The exciting December sitting may be over, but we’re still here to let you know what you missed. We catch you up on the oral argument in Masterpiece Cakeshop, everybody’s favorite cake-flavored battle between religious liberty and gay rights. We’ll answer your burning questions: Did Justice Anthony Kennedy tip his hand as to which side he’s on? Does Justice Elena Kagan think there’s a constitutional difference between cake artists and makeup artists? Can the chief justice figure out a way to let the cake shop win without undermining protections against racial discrimination?
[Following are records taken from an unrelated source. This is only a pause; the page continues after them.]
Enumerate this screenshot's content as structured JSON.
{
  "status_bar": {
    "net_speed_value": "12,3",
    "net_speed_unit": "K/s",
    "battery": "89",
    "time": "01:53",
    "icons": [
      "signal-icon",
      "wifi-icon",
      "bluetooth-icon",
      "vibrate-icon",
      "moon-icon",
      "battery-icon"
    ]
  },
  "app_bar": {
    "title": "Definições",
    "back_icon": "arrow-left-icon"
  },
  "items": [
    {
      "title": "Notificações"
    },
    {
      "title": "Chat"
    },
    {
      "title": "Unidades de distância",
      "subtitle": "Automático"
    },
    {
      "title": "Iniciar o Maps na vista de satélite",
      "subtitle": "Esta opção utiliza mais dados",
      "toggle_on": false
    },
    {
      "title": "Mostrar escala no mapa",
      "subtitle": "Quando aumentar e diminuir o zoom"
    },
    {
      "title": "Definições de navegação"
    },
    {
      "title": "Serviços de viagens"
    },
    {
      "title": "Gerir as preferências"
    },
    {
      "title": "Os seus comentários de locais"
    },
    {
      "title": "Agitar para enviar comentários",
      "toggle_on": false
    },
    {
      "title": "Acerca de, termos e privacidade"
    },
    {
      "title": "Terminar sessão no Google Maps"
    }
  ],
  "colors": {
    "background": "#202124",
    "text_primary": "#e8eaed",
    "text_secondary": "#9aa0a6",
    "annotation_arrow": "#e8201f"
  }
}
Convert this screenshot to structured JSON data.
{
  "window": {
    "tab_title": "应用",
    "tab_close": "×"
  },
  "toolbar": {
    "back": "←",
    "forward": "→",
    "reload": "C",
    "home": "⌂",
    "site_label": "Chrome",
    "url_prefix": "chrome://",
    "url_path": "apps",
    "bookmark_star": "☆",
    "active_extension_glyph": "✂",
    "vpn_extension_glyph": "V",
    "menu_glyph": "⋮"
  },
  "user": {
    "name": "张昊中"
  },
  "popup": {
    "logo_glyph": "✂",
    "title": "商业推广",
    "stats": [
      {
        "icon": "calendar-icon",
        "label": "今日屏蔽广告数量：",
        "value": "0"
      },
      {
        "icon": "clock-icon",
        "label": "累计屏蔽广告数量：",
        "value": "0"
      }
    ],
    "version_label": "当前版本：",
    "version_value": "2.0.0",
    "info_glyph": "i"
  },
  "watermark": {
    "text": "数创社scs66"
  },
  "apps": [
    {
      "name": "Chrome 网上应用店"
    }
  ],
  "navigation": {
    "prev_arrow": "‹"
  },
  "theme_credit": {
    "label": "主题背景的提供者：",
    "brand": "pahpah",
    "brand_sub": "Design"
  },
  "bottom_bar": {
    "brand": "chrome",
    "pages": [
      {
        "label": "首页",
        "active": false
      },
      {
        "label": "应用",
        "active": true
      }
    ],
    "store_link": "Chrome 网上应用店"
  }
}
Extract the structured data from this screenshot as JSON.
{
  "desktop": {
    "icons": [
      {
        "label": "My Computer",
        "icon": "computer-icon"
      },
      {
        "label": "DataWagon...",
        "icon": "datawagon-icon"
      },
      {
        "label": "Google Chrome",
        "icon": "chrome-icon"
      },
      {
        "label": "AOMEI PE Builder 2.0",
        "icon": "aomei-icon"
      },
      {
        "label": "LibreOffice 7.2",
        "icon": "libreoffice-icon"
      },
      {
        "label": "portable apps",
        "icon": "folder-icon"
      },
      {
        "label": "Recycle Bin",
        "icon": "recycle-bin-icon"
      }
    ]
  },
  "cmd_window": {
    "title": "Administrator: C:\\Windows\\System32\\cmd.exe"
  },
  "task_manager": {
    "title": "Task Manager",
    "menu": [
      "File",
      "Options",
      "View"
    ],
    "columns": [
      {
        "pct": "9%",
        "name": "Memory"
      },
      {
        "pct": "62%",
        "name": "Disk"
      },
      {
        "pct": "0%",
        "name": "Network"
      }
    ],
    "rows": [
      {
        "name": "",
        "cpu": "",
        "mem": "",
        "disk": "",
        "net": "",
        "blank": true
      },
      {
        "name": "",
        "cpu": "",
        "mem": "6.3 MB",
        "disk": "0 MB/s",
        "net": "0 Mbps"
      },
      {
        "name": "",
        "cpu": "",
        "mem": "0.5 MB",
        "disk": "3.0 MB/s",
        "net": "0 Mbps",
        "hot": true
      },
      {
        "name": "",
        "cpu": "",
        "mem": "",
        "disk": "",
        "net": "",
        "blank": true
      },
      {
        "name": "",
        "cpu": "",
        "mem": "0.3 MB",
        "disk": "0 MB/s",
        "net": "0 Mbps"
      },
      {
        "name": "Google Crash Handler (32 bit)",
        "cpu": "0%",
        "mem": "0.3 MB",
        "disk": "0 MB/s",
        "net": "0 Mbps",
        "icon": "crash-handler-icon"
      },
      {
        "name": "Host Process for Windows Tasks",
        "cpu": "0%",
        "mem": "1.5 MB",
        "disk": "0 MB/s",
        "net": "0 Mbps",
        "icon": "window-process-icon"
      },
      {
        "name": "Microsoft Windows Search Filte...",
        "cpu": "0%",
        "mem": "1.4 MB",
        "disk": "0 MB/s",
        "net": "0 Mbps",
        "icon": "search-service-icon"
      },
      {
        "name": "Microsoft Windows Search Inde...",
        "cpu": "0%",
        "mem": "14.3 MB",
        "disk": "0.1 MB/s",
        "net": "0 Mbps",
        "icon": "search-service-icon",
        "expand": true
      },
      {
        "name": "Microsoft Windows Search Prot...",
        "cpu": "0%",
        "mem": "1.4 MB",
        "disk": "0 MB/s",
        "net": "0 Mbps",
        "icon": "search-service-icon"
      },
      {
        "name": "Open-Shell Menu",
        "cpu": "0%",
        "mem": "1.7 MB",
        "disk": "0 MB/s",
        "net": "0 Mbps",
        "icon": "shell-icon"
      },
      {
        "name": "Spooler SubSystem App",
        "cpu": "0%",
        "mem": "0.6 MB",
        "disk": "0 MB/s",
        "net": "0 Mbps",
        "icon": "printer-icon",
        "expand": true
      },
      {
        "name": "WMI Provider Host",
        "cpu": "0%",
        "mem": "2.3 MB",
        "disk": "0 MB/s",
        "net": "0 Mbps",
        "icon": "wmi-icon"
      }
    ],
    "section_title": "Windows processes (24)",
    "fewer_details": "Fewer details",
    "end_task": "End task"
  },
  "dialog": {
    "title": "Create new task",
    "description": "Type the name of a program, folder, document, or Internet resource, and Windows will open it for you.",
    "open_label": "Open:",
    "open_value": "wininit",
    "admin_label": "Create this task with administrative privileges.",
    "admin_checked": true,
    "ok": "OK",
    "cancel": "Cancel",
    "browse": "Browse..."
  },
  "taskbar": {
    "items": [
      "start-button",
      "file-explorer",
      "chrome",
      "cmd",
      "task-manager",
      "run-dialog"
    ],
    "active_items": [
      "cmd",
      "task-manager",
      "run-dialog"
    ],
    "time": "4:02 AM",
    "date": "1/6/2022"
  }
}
Most importantly, does Justice Stephen Breyer realize that mole and guacamole aren’t the same thing?

We’re also joined by recurring guest contributor Nina Totenberg of NPR, who tells us what she noticed in the courtroom these past two weeks—and what she talked about with New Jersey Governor Chris Christie, who was in the audience for Christie v. National Collegiate Athletic Association. And if that’s not enough, we also discuss the American Civil Liberties Union’s response to the government’s controversial cert petition in Hargan v. Garza, the heated abortion-plus-undocumented-immigration dispute in which the solicitor general asked the Supreme Court to consider imposing sanctions on opposing counsel. And as always, we answer some calls from the hotline. It’s an action-packed episode worthy of an action-packed sitting of the court!